What are pubescent leaves?

What are pubescent leaves?

Pubescence: soft down or fine short hairs on the leaves and stems of plants. Many plants have pubescence designed to provide a tiny bit of shade to reduce the temperature of the leaves and stems and protect the leaves from losing too much water from transpiration.

What is the term used in botany for flowering plants?

angiosperm. A flowering plant; a plant with developing seeds enclosed in an ovary. anisomery. The condition of having a floral whorl with a different (usually smaller) number of parts from the other floral whorls.

What is glaucous leaf?

Glaucous is a colour that is bluish-green or bluish-grey. In botany it refers to a pale bluish waxy or powdery layer on a surface such as a leaf or a fruit. In birds it refers to a pale bluish grey colour of the feathers, legs or some other part of the bird. Glaucous appears in the name of some plants and birds.

What are sessile leaves?

sessile. / (ˈsɛsaɪl) / adjective. (of flowers or leaves) having no stalk; growing directly from the stem. (of animals such as the barnacle) permanently attached to a substratum.

What are recurved leaves?

These are plants whose leaves reach out in an arching fashion, and often currve downward toward their tips. Some landscapers refer to this style as procumbent.

What are the 2 types of flowering plants?

Traditionally, the flowering plants have been divided into two major groups, or classes,: the Dicots (Magnoliopsida) and the Monocots (Liliopsida).
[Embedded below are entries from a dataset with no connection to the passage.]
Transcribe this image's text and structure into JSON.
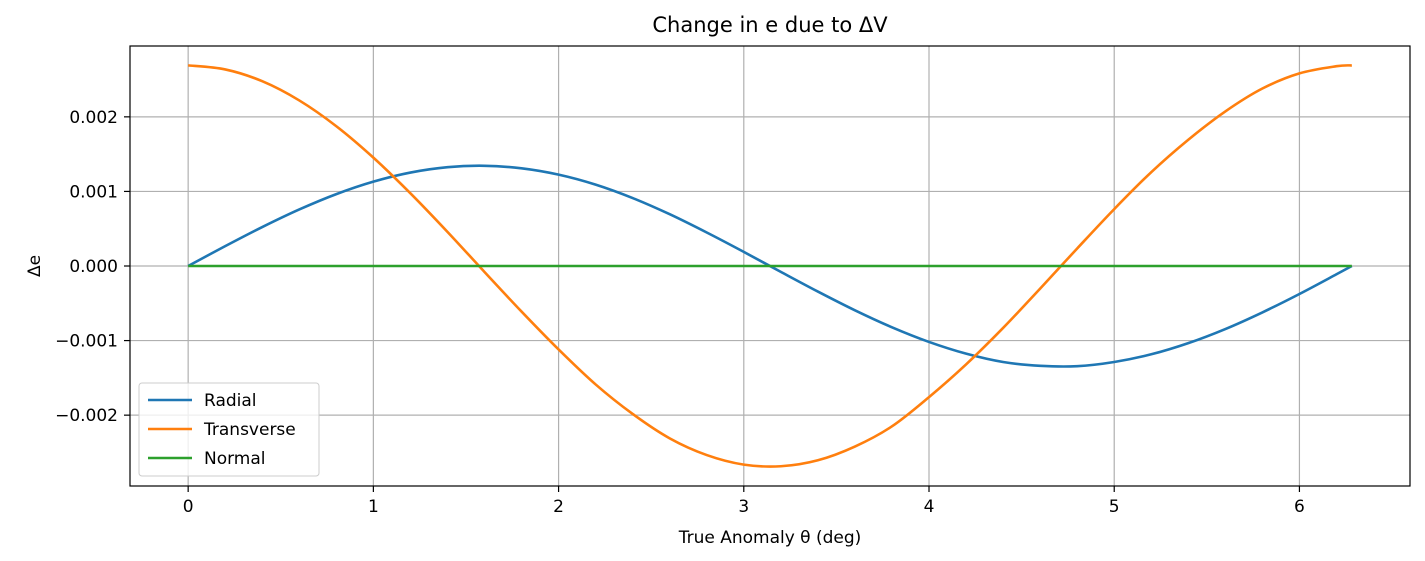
{
  "chart_data": {
    "type": "line",
    "title": "Change in e due to ΔV",
    "xlabel": "True Anomaly θ (deg)",
    "ylabel": "Δe",
    "xlim": [
      -0.314,
      6.597
    ],
    "ylim": [
      -0.00295,
      0.00295
    ],
    "x_ticks": [
      0,
      1,
      2,
      3,
      4,
      5,
      6
    ],
    "x_tick_labels": [
      "0",
      "1",
      "2",
      "3",
      "4",
      "5",
      "6"
    ],
    "y_ticks": [
      0.002,
      0.001,
      0.0,
      -0.001,
      -0.002
    ],
    "y_tick_labels": [
      "0.002",
      "0.001",
      "0.000",
      "−0.001",
      "−0.002"
    ],
    "grid": true,
    "legend_position": "lower-left",
    "x": [
      0,
      0.2,
      0.4,
      0.6,
      0.8,
      1.0,
      1.2,
      1.4,
      1.6,
      1.8,
      2.0,
      2.2,
      2.4,
      2.6,
      2.8,
      3.0,
      3.2,
      3.4,
      3.6,
      3.8,
      4.0,
      4.2,
      4.4,
      4.6,
      4.8,
      5.0,
      5.2,
      5.4,
      5.6,
      5.8,
      6.0,
      6.2,
      6.283
    ],
    "series": [
      {
        "name": "Radial",
        "color": "#1f77b4",
        "values": [
          0.0,
          0.000266,
          0.000522,
          0.000758,
          0.000964,
          0.001131,
          0.001253,
          0.001325,
          0.001344,
          0.00131,
          0.001225,
          0.001091,
          0.000911,
          0.000694,
          0.000449,
          0.000189,
          -7.9e-05,
          -0.000343,
          -0.000594,
          -0.000822,
          -0.001018,
          -0.001175,
          -0.001287,
          -0.001338,
          -0.001343,
          -0.001287,
          -0.001184,
          -0.001034,
          -0.000845,
          -0.000622,
          -0.000375,
          -0.000111,
          0.0
        ]
      },
      {
        "name": "Transverse",
        "color": "#ff7f0e",
        "values": [
          0.00269,
          0.002636,
          0.002478,
          0.00222,
          0.001874,
          0.001453,
          0.000975,
          0.000458,
          -8e-05,
          -0.000611,
          -0.001119,
          -0.001588,
          -0.001984,
          -0.002311,
          -0.002535,
          -0.002663,
          -0.002685,
          -0.002605,
          -0.002421,
          -0.00215,
          -0.001758,
          -0.00132,
          -0.000831,
          -0.000303,
          0.000235,
          0.000763,
          0.001258,
          0.001693,
          0.002073,
          0.00238,
          0.002583,
          0.002679,
          0.00269
        ]
      },
      {
        "name": "Normal",
        "color": "#2ca02c",
        "values": [
          0,
          0,
          0,
          0,
          0,
          0,
          0,
          0,
          0,
          0,
          0,
          0,
          0,
          0,
          0,
          0,
          0,
          0,
          0,
          0,
          0,
          0,
          0,
          0,
          0,
          0,
          0,
          0,
          0,
          0,
          0,
          0,
          0
        ]
      }
    ]
  }
}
What does glaucous look like?

Glaucous came to describe a blue-ish gray-ish green-ish hue, murky and light enough to feel like a neutral tone. In the fifteenth century, the word glauk entered the Middle English vocabulary, meaning blue-gray.

What does glaucous mean in plants?

glaucous, bluish-gray, ”covered with a fine bloom, like the Plum or the Cabbage-leaf” (Lindley); white or with a whitish, grayish or bluish overcast, such as on the waxy bloom of a plum, sea-green; “covered or whitened with a bloom” (Fernald 1950): glaucus,-a,-um (adj.